Currently I have been able to get the python to scrape the file names, create a list of this information and then split them to create a new list of separate data, i.e. documentnumber,revision,title.pdf to [document number, Revision , Title].
def getFiles():
i = 0
path = input("Paste in path for outgoing folder: ")
numTitleRev = os.listdir(path)
issueRec = []
fileData = []
totalList = len(numTitleRev)
listNumber = str(totalList)
print('\n' + "The total amount of documents in this folder is: " + listNumber + '\n')
csvOutput = []
while i < totalList:
for item in numTitleRev:
fileSplit = item.split(',', 2)
fileTitle = fileSplit.pop(2)
fileRev = fileSplit.pop(1)
fileNum = fileSplit.pop(0)
csvOutput.append([fileNum,fileRev,fileTitle])
with open('output.csv', 'a') as writeCSV:
writer = csv.writer(writeCSV)
for row in csvOutput:
writer.writerow(row)
i += 1
writeCSV.close()
print("Writing complete")
The output I'm looking for is like so:
Number - Revision - Title
File1 - 01 - Title 1
File2 - 03 - Title 2 etc.
The code above is the process of spliting the list and it's records by ',' which is how the file names are stored in the folder.
The issue I think I have with the code below is that csvOutput is only sending the one result to the CSV, the last result of the string.
Then this is being printed in the csv for the total number of files in the folder, rather than split list record one, send to csv repeat with record two.
The problem is I can't think of how I would store this information as variables when the total amount of files is not constant.
Any help would be most appreciated.
The main issue is the nested while/for
loop.
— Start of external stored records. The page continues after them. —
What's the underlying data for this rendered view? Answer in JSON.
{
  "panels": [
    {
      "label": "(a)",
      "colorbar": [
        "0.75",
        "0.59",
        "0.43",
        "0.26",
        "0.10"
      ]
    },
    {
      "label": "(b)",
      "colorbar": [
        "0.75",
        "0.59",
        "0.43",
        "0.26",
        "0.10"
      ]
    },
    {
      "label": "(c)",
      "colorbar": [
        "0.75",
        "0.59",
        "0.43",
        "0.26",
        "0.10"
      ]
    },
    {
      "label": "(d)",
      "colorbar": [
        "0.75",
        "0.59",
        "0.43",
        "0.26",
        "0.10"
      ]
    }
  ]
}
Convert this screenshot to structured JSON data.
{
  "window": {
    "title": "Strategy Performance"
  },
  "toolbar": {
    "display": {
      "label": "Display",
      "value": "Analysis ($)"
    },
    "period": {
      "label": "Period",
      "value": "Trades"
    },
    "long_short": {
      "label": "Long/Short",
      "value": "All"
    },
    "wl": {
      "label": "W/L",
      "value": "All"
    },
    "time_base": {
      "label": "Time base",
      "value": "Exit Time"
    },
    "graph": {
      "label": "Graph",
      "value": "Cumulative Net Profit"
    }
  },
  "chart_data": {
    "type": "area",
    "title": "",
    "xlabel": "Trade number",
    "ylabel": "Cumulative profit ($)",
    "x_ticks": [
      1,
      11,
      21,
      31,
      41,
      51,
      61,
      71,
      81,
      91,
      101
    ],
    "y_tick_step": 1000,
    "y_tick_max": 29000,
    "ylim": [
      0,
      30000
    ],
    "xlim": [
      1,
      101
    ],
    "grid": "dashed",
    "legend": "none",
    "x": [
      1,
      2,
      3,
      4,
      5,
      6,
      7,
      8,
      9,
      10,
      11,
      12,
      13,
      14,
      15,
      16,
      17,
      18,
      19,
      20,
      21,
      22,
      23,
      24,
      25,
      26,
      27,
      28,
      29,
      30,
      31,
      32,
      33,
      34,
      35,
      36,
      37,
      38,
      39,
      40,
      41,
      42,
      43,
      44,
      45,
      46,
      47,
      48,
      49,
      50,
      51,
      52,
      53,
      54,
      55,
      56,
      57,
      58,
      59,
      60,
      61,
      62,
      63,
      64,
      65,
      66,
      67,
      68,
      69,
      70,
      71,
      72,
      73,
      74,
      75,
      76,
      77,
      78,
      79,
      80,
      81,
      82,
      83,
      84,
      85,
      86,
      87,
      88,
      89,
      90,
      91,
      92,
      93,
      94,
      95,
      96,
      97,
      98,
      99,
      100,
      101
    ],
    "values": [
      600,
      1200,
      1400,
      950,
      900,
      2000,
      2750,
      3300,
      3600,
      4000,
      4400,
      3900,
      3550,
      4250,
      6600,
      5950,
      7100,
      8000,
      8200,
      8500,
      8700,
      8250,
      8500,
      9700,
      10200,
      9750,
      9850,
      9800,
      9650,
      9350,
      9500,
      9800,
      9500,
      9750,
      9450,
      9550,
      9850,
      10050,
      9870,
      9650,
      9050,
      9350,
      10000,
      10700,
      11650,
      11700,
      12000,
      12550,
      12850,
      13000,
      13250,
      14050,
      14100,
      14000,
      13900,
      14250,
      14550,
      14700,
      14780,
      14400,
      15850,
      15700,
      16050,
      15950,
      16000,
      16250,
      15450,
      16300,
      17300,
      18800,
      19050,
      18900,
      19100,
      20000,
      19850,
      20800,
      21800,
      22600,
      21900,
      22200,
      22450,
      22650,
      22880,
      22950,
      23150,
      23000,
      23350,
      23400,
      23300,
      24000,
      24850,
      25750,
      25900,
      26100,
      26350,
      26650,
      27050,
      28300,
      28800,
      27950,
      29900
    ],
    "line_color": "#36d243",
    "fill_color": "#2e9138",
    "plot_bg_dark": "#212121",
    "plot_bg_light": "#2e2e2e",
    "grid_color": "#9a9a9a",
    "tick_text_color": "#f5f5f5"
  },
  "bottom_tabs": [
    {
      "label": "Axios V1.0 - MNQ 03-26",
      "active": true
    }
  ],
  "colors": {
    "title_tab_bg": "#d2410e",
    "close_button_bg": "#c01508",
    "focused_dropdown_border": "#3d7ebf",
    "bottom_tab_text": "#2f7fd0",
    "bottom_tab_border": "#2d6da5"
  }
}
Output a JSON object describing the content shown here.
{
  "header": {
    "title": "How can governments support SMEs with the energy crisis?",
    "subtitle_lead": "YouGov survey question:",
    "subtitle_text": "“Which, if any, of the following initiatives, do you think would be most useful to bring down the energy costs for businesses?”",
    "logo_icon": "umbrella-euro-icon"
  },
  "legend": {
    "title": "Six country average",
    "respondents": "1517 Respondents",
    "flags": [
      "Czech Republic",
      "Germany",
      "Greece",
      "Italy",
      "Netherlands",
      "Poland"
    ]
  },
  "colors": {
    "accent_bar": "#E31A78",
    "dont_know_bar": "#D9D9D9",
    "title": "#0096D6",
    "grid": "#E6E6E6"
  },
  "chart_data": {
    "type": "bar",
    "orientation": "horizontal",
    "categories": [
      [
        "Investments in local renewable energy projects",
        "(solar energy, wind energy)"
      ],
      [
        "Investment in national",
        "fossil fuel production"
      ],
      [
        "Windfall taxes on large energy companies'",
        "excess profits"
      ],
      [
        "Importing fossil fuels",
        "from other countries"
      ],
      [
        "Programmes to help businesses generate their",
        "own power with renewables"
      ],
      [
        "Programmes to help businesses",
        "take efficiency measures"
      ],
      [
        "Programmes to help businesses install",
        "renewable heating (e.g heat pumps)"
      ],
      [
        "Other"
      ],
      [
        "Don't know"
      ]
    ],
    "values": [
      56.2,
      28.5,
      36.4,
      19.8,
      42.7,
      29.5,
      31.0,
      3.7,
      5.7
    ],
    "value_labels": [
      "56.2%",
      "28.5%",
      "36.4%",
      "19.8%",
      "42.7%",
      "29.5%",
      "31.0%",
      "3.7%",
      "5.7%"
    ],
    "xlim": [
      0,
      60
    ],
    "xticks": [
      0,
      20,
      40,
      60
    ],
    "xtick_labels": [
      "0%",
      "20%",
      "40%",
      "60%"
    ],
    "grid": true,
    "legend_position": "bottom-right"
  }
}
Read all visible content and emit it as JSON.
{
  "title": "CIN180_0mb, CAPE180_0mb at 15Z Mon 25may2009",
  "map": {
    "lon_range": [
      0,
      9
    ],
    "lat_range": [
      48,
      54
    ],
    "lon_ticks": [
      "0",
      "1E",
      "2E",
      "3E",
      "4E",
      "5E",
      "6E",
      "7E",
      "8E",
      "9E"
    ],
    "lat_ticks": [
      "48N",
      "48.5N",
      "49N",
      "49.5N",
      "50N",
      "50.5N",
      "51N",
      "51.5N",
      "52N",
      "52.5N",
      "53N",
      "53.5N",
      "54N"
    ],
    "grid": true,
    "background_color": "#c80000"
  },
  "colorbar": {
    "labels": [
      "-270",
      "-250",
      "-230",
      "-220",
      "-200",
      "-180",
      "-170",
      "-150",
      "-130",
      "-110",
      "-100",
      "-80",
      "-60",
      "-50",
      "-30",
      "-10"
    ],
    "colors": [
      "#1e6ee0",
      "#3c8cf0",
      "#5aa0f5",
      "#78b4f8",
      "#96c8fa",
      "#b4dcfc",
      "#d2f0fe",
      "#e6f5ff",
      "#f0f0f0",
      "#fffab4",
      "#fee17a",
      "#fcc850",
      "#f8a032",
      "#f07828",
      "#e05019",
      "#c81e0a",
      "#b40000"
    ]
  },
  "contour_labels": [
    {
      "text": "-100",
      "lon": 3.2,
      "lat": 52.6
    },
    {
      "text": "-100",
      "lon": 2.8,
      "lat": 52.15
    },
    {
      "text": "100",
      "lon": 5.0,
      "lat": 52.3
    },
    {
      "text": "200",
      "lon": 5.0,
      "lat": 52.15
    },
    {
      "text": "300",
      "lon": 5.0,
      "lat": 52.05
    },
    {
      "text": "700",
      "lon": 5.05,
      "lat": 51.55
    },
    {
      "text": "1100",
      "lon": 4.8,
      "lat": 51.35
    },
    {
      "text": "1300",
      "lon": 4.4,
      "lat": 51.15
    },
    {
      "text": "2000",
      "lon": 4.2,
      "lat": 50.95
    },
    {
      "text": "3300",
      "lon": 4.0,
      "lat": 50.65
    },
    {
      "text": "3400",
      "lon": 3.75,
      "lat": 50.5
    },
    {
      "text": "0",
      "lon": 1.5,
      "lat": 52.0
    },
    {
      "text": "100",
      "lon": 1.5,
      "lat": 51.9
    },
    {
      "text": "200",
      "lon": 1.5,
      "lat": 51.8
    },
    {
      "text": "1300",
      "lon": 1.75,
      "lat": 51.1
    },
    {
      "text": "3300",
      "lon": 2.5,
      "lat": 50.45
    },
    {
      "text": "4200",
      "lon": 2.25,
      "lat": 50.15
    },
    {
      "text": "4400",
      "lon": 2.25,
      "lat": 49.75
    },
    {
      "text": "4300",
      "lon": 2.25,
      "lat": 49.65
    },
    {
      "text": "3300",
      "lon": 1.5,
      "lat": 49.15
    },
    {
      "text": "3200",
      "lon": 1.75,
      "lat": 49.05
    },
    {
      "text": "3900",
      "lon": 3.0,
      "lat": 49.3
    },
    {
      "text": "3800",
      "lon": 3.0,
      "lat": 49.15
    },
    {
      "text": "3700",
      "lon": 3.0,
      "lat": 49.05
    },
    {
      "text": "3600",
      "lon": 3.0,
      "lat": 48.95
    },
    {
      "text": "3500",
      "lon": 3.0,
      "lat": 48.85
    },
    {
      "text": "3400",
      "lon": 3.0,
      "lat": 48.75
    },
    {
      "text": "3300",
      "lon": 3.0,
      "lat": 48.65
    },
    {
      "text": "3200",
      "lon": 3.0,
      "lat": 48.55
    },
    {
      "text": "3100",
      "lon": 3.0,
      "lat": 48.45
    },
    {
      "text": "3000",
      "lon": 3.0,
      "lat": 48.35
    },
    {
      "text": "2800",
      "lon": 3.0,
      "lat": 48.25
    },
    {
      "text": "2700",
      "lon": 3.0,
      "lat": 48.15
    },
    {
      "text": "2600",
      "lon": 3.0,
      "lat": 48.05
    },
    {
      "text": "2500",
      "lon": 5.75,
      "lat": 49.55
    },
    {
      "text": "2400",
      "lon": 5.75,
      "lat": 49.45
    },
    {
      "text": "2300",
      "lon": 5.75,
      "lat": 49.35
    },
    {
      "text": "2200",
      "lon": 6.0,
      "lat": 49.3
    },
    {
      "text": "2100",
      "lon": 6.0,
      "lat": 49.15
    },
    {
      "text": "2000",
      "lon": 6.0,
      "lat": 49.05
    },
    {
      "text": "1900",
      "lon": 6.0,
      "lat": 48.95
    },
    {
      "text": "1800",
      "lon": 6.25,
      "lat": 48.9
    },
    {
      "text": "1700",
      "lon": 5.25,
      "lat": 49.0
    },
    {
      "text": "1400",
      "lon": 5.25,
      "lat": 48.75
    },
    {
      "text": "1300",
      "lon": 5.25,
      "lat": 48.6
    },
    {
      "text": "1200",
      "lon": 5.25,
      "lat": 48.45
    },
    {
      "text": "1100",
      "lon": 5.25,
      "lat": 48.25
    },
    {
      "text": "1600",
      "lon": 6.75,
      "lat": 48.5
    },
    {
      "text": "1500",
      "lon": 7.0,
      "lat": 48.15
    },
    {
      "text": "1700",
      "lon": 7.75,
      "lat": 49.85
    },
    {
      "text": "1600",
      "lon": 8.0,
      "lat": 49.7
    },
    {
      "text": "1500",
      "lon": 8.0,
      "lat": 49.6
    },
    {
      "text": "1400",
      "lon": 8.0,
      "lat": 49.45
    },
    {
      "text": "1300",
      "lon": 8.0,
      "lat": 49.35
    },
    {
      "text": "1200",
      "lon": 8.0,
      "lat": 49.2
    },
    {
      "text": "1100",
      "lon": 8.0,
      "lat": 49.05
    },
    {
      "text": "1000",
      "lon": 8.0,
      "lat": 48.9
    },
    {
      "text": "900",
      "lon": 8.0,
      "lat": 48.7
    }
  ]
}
I restructured the code a bit to make it testable locally (and runnable by just copy/pasting). That should also give you an idea of how to structure code to make it easier to ask for help.
I added a lot of comments explaining the changes I made.
import csv
# This part has ben extracted from the main logic, to make the code runnable
# with sample data (see main() below)
def getFiles():
path = input("Paste in path for outgoing folder: ")
numTitleRev = os.listdir(path)
print("\nThe total amount of documents in this folder is: %s\n" % len(numTitleRev))
return numTitleRev
# This piece of logic contained the core error. The nested "while" loop was
# unnecessary. Additionally, the ".append" call wass on the wrong indent-level.
# Removing the unnecessary while-loop makes this much clearer
def process_files(filenames):
parsed = []
for item in filenames:
# Using "pop()" is a destructive operation (it modifies the list
# in-place which may leed to bugs). In this case it's absolutely fine,
# but I replaced it with a different syntax which in turn also makes
# the code a bit nicer to read.
fileNum, fileRev, fileTitle = item.split(',', 2)
parsed.append([fileNum,fileRev,fileTitle])
return parsed
# Similarly to "getFiles", I extracted this to make testing easier. Both
# "getFiles" and "write_output" are functions with "side-effects" which rely on
# external resources (the disk in this case). Extracting the main logic into
# "process_files" makes that function easily testable without the need of
# having the files really exist on the disk.
def write_output(parsed_data):
with open('output.csv', 'a') as writeCSV:
writer = csv.writer(writeCSV)
for row in parsed_data:
writer.writerow(row)
print("Writing complete")
# This is just a simple main function to illustrate how the new functions are
# called.
def main():
filenames = [ # <-- Some example data to make the SO answer runnable
'0,1,this is an example.txt',
'1,4,this is an example.txt',
'2,200,this is an example, with a comma in the name.txt',
'3,1,this is an example.txt',
]
# filenames = getFiles() <-- This needs to be enabled for the real code
converted = process_files(filenames)
write_output(converted)
# This special block prevents "import side-effects" when this Python file would
# be imported somewhere else.
if __name__ == '__main__':
main()